Download or read book The Open Book of Social Innovation written by Robin Murray and published by . This book was released on 2010 with total page 0 pages. Available in PDF, EPUB and Kindle. Book excerpt: "This book is about the many ways in which people are creating new and more effective answers to the biggest challenges of our times: how to cut our carbon footprint; how to keep people healthy; and how to end poverty. It describes the methods and tools for innovation being used across the world and across different sectors – the public and private sectors, civil society and the household – in the overlapping fields of the social economy, social entrepreneurship and social enterprise.

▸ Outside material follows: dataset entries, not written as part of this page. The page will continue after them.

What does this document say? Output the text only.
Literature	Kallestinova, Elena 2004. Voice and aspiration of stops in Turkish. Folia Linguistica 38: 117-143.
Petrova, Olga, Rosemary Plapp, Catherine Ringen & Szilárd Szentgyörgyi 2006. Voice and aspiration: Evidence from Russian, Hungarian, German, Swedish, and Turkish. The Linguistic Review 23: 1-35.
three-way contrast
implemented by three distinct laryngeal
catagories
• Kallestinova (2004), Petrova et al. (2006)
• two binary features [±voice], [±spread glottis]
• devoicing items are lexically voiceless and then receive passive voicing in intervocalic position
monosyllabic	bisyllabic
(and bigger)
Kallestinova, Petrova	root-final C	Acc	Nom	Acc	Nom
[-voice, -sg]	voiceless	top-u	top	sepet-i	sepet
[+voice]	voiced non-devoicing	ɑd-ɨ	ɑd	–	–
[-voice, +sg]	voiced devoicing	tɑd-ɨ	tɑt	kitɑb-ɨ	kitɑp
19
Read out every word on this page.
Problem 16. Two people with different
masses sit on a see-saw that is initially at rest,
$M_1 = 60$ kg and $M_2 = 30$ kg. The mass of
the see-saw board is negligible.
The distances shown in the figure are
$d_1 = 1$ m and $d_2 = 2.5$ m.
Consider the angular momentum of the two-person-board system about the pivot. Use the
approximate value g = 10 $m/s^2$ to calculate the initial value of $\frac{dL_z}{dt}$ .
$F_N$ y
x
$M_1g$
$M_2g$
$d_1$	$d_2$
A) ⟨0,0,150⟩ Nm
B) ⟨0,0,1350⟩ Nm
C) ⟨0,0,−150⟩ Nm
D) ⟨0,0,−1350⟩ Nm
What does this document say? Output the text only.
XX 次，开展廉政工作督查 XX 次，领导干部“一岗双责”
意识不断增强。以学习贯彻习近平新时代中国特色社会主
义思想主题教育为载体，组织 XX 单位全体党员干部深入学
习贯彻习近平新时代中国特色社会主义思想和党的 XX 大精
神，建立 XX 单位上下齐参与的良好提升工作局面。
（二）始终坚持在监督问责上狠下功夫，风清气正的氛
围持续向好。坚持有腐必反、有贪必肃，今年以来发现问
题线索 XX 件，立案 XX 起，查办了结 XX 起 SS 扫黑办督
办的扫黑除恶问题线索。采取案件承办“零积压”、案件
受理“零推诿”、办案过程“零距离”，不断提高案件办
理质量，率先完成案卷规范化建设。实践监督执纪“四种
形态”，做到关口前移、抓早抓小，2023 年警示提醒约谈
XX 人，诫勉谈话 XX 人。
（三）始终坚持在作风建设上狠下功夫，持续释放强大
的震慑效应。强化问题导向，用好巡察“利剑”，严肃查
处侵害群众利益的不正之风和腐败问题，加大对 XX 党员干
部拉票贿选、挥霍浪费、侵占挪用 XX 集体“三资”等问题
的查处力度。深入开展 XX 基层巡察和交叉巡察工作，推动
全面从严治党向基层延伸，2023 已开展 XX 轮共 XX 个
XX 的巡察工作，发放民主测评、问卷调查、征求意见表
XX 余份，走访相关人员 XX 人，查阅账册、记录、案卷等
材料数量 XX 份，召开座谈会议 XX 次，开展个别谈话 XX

It draws on inputs from hundreds of organisations to document the many methods currently being used around the world." -- Back cover.

Dry Place

Download Dry Place PDF Online Free

Author :
Publisher : U of Minnesota Press
ISBN 13 : 9780816643059
Total Pages : 306 pages
Book Rating : 4.6/5 (43 download)

DOWNLOAD NOW!


Book Synopsis Dry Place by : Patricia L. Price

Download or read book Dry Place written by Patricia L. Price and published by U of Minnesota Press. This book was released on 2004 with total page 306 pages. Available in PDF, EPUB and Kindle. Book excerpt: Landscape is the space of negotiation between human beings and the physical world, and rarely are the negotiations more complex and subtle than those conducted through the desert landscape along the Mexico-U.S. border. Patricia L. Price views the shaping of the landscape on and around the border through various narratives that have sought to establish claims to these dry lands. Most prominent are the accounts of Anglo-American expansionism and Manifest Destiny juxtaposed with the Chicano nationalist tale of Aztlan in the twentieth century, all constituting collective, contending claims to the U.S. Southwest. Demonstrating how stories can become vehicles for reshaping places and identities, Price considers characters old and new who inhabit the contemporary borderlands between Mexico and the United States-ranging from longstanding manifestations of good and evil in the figures of the Virgin of Guadalupe and the Devil to a collection of lay saints embodying current concerns. Dry Place weaves together theoretical insights with field-based inquiry, autobiography, and creative writing to arrive at a textured understanding of the bordered landscape of late modern subjectivity. Patricia L. Price is associate professor of geography in the Department of International Relations at Florida International University in Miami.